Advantages: Cleaner separation; easier to demonstrate each standard is independently satisfied; works well when the ISMS and AIMS have significantly different scopes (e.g., different organisational units in scope).

Disadvantages: More administrative overhead; potential for duplication; two separate certification audits.

Your Gap if You Have ISO 27001

If your organisation holds current ISO 27001 certification, the gap to ISO/IEC 42001 is primarily in the AI-specific new requirements. Here is a prioritised gap list:

  1. High priority — must create from scratch: AI policy, AI system impact assessments for all in-scope systems, data provenance and bias analysis documentation for training datasets, human oversight design documentation, AI-specific bias and fairness test results.
  2. Medium priority — extend existing artefacts: Context analysis (add AI-specific factors), interested parties register (add AI-specific parties), risk assessment (add AI risk categories), supplier management (add AI vendor questionnaire), internal audit checklist (add 42001 clauses).
  3. Lower priority — minimal change: Document control, management review, corrective action process, competence records framework, awareness programme structure.

Timeline Comparison

For an organisation starting from scratch, ISO 27001 typically takes 6–12 months from gap assessment to certification. ISO/IEC 42001 from scratch takes a similar 6–12 months.
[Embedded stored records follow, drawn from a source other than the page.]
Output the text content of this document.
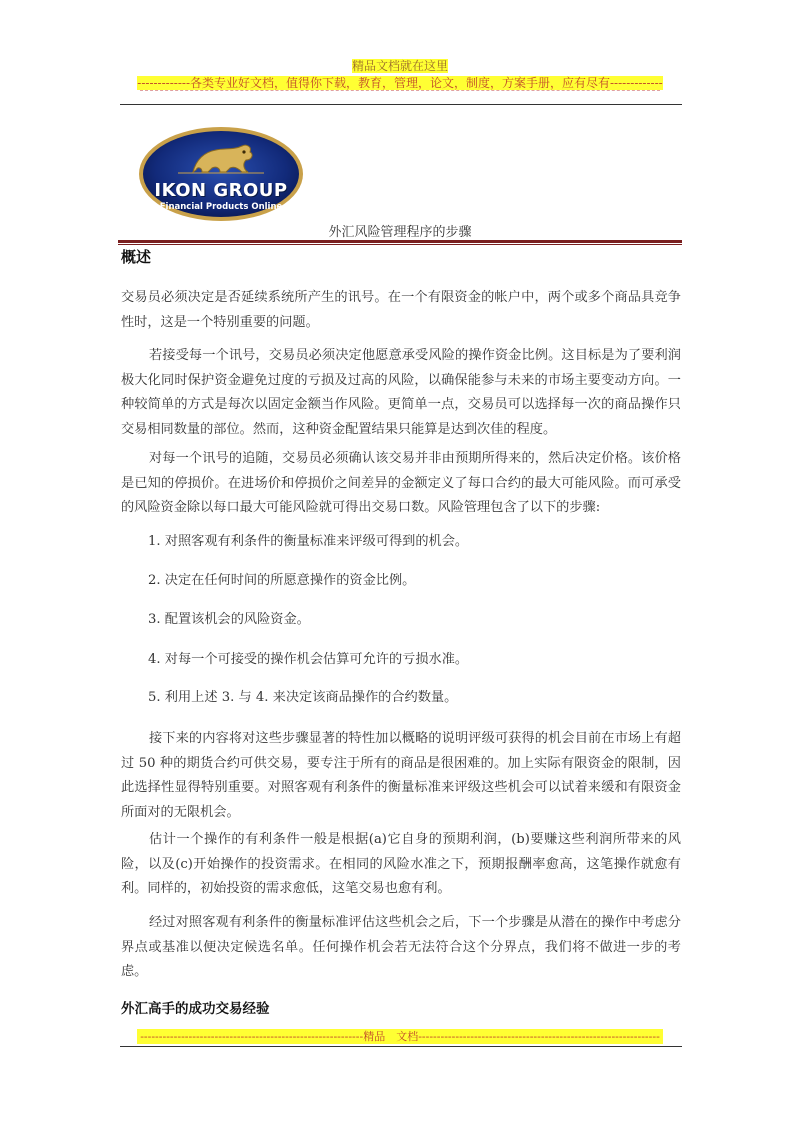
精品文档就在这里
-------------各类专业好文档，值得你下载，教育，管理，论文，制度，方案手册，应有尽有-------------
IKON GROUP
Financial Products Online
外汇风险管理程序的步骤
概述
交易员必须决定是否延续系统所产生的讯号。在一个有限资金的帐户中，两个或多个商品具竞争性时，这是一个特别重要的问题。
若接受每一个讯号，交易员必须决定他愿意承受风险的操作资金比例。这目标是为了要利润极大化同时保护资金避免过度的亏损及过高的风险，以确保能参与未来的市场主要变动方向。一种较简单的方式是每次以固定金额当作风险。更简单一点，交易员可以选择每一次的商品操作只交易相同数量的部位。然而，这种资金配置结果只能算是达到次佳的程度。
对每一个讯号的追随，交易员必须确认该交易并非由预期所得来的，然后决定价格。该价格是已知的停损价。在进场价和停损价之间差异的金额定义了每口合约的最大可能风险。而可承受的风险资金除以每口最大可能风险就可得出交易口数。风险管理包含了以下的步骤:
1. 对照客观有利条件的衡量标准来评级可得到的机会。
2. 决定在任何时间的所愿意操作的资金比例。
3. 配置该机会的风险资金。
4. 对每一个可接受的操作机会估算可允许的亏损水准。
5. 利用上述 3. 与 4. 来决定该商品操作的合约数量。
接下来的内容将对这些步骤显著的特性加以概略的说明评级可获得的机会目前在市场上有超过 50 种的期货合约可供交易，要专注于所有的商品是很困难的。加上实际有限资金的限制，因此选择性显得特别重要。对照客观有利条件的衡量标准来评级这些机会可以试着来缓和有限资金所面对的无限机会。
估计一个操作的有利条件一般是根据(a)它自身的预期利润，(b)要赚这些利润所带来的风险，以及(c)开始操作的投资需求。在相同的风险水准之下，预期报酬率愈高，这笔操作就愈有利。同样的，初始投资的需求愈低，这笔交易也愈有利。
经过对照客观有利条件的衡量标准评估这些机会之后，下一个步骤是从潜在的操作中考虑分界点或基准以便决定候选名单。任何操作机会若无法符合这个分界点，我们将不做进一步的考虑。
外汇高手的成功交易经验
------------------------------------------------------------精品　文档-----------------------------------------------------------------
For an organisation with a mature ISO 27001 programme, the additional time to achieve ISO/IEC 42001 certification is typically 4–8 months, depending on the number of in-scope AI systems and the maturity of existing AI engineering practices. The most time-consuming elements are usually: writing the AI policy (relatively fast), completing impact assessments for all in-scope AI systems (time scales with number of systems), and producing data provenance and bias testing documentation for training datasets (requires ML engineering time, not just policy writing).